Or for that matter someone who isn't an employee at all. Unless they're claiming they have figured out absolutely perfect security such that they can never be hacked or compromised. Or isn't an employee/manager right now, because the thing about companies is that they tend to grow and die, management changes over time, they get bought, etc. That's the human condition, we don't live forever.
Really it's just a LUDICROUS statement to make. This isn't the 1980s, we know how tech works. We've seen tech companies around long enough for heroes to become villains and even heroes again, to watch all stages of lots of lifecycles happen over and over again, all the good and perverse incentives that can take place. To watch, well, decades. Just raw time. Even without centuries as in some industries, some basics are pretty clear at this point and one of them is that absolutely nobody can claim that data they have access too will "never be used" in one way or another given the pace of change and uncertainties of finances and even law.
Notes tend to be things where people put in sensitive stuff, if only for scratch purposes. It's just inevitable, humans are humans. Or put in stuff they don't think is sensitive but who they're wrong, even security agencies can screw stuff like that up. A notes are a tiny amount of data by today's standards, handling everything client-side is not a big ask. So yeah, kind of a wow.
Edit: another top conversation on HN literally right this instant is "“10% error rate is okay“ – Leaked EU Commission document regarding Chat Control"[0]. What happens when the law is changed such that all notes must be constantly scanned by AI for signs of criminal activity?
> Or for that matter someone who isn't an employee at all. Unless they're claiming they have figured out absolutely perfect security such that they can never be hacked or compromised. Or isn't an employee/manager right now, because the thing about companies is that they tend to grow and die, management changes over time, they get bought, etc. That's the human condition, we don't live forever.
Exactly. The perception I have is that when you subscribe to a non-E2EE service, you're not subscribing to a service. You're actually placing a small bet on the service to: always keep all serverside components up-to-date, proactively monitor for vulnerabilities, proactively implement security controls at the company and technology level, always hire the absolute best engineers, etc.
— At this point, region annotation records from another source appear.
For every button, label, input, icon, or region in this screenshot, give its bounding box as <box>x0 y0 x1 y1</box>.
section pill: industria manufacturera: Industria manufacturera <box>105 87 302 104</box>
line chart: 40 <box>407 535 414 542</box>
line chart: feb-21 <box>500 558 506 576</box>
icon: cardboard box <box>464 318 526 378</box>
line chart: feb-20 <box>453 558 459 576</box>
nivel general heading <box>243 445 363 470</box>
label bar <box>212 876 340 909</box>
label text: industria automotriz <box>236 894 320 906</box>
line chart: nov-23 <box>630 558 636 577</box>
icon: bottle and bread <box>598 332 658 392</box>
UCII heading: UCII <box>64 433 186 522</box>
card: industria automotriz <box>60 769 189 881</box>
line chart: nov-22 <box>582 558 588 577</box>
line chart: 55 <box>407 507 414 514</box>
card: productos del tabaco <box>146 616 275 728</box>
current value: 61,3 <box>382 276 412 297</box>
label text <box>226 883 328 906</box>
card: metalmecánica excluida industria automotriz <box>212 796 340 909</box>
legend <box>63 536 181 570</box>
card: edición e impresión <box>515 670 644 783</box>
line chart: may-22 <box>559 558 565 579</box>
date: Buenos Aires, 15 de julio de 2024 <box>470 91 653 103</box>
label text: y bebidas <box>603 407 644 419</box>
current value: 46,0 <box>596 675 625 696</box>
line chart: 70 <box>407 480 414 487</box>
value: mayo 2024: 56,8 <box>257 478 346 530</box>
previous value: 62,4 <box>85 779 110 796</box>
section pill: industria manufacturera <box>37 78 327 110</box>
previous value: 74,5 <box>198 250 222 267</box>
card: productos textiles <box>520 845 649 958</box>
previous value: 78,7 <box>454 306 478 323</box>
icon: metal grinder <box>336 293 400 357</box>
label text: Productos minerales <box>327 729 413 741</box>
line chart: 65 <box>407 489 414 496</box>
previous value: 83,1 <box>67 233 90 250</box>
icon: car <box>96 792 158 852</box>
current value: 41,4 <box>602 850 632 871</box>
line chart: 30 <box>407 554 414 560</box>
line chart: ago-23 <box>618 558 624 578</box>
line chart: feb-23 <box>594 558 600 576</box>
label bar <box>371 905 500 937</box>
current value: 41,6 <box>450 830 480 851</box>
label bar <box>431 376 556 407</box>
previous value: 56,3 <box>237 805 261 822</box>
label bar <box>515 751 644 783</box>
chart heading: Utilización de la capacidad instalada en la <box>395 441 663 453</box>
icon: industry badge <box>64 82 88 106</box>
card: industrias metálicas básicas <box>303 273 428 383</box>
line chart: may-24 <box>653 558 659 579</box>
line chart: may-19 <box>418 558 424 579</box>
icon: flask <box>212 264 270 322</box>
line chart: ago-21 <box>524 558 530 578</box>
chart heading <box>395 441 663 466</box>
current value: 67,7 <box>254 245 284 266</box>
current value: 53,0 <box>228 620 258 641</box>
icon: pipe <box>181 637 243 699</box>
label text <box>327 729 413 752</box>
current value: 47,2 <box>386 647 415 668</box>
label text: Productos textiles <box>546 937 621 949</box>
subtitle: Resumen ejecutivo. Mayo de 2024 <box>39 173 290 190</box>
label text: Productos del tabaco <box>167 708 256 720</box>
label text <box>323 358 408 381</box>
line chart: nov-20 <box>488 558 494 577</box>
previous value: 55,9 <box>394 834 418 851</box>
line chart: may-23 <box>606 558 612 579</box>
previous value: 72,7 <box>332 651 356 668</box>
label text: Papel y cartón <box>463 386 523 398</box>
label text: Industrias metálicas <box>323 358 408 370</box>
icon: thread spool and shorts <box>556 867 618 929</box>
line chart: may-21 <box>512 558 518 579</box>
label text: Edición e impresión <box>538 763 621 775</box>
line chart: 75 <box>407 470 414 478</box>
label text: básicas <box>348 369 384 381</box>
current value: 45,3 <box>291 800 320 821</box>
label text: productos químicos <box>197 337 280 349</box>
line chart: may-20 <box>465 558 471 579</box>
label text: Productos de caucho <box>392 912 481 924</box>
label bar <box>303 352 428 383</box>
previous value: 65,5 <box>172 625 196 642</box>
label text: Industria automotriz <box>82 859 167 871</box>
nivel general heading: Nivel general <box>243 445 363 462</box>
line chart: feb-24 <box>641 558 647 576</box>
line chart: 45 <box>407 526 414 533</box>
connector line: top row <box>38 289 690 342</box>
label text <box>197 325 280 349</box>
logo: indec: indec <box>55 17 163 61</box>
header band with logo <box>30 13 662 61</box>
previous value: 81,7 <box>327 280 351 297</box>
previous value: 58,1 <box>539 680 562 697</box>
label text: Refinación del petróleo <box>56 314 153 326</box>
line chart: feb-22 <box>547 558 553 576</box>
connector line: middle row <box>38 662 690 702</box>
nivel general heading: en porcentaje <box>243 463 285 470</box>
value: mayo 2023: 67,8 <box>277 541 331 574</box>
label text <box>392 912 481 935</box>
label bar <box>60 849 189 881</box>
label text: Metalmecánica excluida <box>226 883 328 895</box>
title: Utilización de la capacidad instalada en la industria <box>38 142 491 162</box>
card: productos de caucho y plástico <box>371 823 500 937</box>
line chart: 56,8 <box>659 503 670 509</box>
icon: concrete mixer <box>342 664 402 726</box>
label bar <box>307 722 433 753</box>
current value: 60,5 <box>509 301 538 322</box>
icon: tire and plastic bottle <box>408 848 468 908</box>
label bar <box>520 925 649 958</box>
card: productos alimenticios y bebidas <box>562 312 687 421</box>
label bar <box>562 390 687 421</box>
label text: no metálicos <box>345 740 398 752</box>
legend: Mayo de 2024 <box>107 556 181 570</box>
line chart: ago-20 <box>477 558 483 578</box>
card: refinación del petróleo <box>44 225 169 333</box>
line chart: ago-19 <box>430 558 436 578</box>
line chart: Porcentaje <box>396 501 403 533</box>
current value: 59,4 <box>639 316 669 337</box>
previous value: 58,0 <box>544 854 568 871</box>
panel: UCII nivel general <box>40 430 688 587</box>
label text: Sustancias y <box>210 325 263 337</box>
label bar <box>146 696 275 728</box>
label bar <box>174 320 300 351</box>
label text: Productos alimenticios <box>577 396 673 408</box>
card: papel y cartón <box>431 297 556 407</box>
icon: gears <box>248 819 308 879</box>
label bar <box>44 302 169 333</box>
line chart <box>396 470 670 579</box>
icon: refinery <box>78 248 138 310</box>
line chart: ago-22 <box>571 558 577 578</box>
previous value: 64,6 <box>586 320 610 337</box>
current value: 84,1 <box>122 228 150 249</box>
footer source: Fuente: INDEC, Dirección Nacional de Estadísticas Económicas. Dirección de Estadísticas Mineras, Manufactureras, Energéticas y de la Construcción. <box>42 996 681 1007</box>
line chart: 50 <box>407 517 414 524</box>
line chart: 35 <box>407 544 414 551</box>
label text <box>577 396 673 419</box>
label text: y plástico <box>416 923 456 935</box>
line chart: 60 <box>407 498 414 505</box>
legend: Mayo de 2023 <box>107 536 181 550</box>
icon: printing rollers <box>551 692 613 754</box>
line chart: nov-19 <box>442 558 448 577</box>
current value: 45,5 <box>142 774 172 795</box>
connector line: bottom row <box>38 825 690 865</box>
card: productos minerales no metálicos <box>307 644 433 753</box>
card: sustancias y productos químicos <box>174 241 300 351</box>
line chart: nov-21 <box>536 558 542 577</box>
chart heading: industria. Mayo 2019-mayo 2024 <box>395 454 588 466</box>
The problem is that every startup and every company always starts like this. Everyone has the best of intentions. Then the tech debt accumulates, the VC funding dries up, and time goes on. When the service is going to shut down, after being acquired, after being sold, or after being successful, will the serverside security still be perfect?
You have two options: don't store anything sensitive in these services, or assume perfection. I definitely won't bet on the latter.
> Our team will never read or access your note content, unless we have received your express permission during a customer support interaction
So, where is this available? Services with this security property are illegal in the US, and most other countries. (Warrants and bankruptcy courts are two reasons.)
In most currently widely-used E2EE systems isn't the provider in control of the client anyway, and thus there's not really any protection against rogue employees? If I'm in control of the client and I'm encrypting all my data before I send it to the cloud storage provider, then sure, I'm safe against rogue employees at the provider accessing my data (although they could still delete it). But the E2EE systems I'm aware of consist of a provider distributing a client that promises to encrypt data between that client and the provider's servers, but not in a way that makes the process easily auditable by the customer.
I don't know how you do things where you work. But a rogue employ making changes to the product, then wide releasing it or releasing it to anybody is not something you can just do.
And if you did somebody would quickly notice and you might go to prison.
That a pretty high barrier to entry compared to just having admin access on the db.
Of course I'm not suggesting that service providers shouldn't have robust processes to protect against rogue employees. What I'm suggesting is that from the customer's perspective, if you're running a client that was distributed to you from the provider, you should be just as worried about a rogue employee putting something malicious in that client to e.g. compromise the E2EE as you are worried about a rogue employee reading your unencrypted data on the server.
Either naive or dishonest. Can't tell which is worse.
The reason end to end encryption exists is to cover the cases which you can't plan for.
For example a rogue employee reading the notes of their partner.